Alleen, in tweetallen of teamverband
Reflecteren kun je doen in tweetallen, in kleine groepjes en in teamverband. Je kunt samen stilstaan bij hoe de zorg bij een cliënt verloopt of bijvoorbeeld over de samenwerking en communicatie in het team. Reflectie kost tijd. Het ‘werkt’ als je er bewust met je collega’s mee bezig kunt zijn. Die tijd moet je maken. Als je leidinggevende het ook een goed idee vindt, moet dat kunnen lukken. Je kunt ook in je eentje reflecteren: dan doe je aan zelfreflectie. Hoe je reflectie stimuleert, lees je op deze pagina.
Leren van elkaar
Er zijn meer manieren, werkvormen om stil te staan bij het werk in de zorg en in het team. Er zijn werkvormen die helpen bij het stoom afblazen, energie opdoen en het leren uit ervaringen en van elkaar. Er zijn ook werkvormen die helpen bij korte evaluaties en het waarderen van een dag of de voortgang in ontwikkeling en dergelijke.
Voorbeelden:
- Drie woorden: Je vraagt de anderen om in maximaal drie woorden aan te geven hoe ze hun dag (of dienst) ervaren hebben.
- Schaal-vragen: Je geeft een ‘rapportcijfer’ voor een bepaalde activiteit of ervaring. Dit cijfer vormt het uitgangspunt voor een gesprek. Waarom dit cijfer?, Wat moet er gebeuren om een hoger rapportcijfer te geven?
- Barometer: Je geeft op deze barometer aan hoe je terugkijkt op een bepaalde ervaring of periode. Deze score vormt het uitgangspunt voor de gedachtenwisseling.
- Tips en Tops: Je schrijft een ‘top’, wat ging goed, wat wil je behouden en een ‘tip’ wat kon beter of anders op een kaartje of een post-its en je licht deze toe.
- Je werk anders bekijken: Je benoemt een dier, bloem of voorwerp dat het beste ‘verbeeldt’ hoe je tegen het werk aankijkt. ‘Mijn werk is als een… (tijger, koe, slak, …) en je licht toe waarom je dit dier heb gekozen.
- Moment voor een compliment: Je geeft een echte pluim aan een collega en licht toe waarom hij die verdient. Kan ook in de vorm van een bloem, briefkaart of complimentenmuur.
Aansprekende werkvormen voor verzorgenden
Verzorgenden vinden in drie publicaties tal van werkvormen en tips. Wil je bijvoorbeeld weten hoe je meer invloed uitoefent in je organisatie?
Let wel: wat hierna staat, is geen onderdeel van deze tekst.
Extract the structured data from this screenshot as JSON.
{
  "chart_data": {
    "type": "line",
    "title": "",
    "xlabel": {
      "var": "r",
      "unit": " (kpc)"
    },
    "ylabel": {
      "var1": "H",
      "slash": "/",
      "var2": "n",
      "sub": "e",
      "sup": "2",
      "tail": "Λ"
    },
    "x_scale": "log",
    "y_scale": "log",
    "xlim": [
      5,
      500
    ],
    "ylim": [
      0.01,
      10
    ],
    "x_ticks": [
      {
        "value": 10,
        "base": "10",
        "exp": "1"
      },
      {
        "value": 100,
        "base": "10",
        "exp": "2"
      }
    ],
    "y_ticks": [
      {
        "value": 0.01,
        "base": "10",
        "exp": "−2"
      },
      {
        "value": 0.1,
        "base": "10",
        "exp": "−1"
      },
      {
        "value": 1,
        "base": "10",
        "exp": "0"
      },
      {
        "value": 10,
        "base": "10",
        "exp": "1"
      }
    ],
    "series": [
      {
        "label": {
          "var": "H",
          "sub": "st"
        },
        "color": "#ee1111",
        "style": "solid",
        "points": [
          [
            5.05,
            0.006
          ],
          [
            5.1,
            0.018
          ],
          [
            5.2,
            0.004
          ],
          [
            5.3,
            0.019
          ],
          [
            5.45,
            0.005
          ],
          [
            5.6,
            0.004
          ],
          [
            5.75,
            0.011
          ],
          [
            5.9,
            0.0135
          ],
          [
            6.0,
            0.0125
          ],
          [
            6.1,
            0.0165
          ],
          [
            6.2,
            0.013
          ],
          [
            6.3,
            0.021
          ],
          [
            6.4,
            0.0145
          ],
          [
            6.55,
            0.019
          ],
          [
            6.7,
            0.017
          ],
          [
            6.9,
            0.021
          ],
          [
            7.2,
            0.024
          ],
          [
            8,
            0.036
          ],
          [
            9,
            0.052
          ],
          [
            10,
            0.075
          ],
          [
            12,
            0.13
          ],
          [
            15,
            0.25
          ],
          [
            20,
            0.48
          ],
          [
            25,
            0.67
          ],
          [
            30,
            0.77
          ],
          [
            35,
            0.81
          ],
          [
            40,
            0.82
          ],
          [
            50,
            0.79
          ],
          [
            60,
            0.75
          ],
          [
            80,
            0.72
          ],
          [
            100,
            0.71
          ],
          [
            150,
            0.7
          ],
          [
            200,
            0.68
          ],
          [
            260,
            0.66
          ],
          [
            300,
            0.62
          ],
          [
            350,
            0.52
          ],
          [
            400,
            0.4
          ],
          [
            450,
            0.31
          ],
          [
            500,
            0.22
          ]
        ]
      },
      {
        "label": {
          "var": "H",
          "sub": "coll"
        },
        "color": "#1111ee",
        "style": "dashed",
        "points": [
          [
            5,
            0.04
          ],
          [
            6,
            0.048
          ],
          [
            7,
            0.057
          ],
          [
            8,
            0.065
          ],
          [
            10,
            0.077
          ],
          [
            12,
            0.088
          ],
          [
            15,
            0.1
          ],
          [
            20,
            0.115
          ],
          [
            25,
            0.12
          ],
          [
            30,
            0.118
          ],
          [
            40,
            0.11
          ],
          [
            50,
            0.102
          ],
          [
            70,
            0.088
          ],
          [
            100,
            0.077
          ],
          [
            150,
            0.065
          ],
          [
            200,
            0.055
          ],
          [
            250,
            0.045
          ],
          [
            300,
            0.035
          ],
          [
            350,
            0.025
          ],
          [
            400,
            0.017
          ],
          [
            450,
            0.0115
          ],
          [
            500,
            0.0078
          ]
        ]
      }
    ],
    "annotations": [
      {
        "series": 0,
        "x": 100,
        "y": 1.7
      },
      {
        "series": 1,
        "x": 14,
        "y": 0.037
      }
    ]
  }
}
In de gids Kennis ligt op de werkvloer (pdf vind je onderaan deze pagina) vinden teamleiders, verzorgenden en managers aansprekende werkvormen die ze helpen om de kennis en ervaring van alle deelnemers aan een overleg boven tafel te krijgen. De handleiding Koppen bij elkaar! (pdf vind je onderaan deze pagina) gaat uitgebreid in op intercollegiaal overleg. Hij beschrijft stapsgewijs hoe je dit kunt opzetten binnen je eigen instelling en voorziet je van praktische tips en werkvormen. Het derde werkboek gaat over het ondersteunen van ouderen met diverse culturele achtergronden. Hoe ga je om met voor jou nieuwe zorgvragen? Dit lees je in Iedereen is anders, mooi toch (pdf vind je onderaan deze pagina).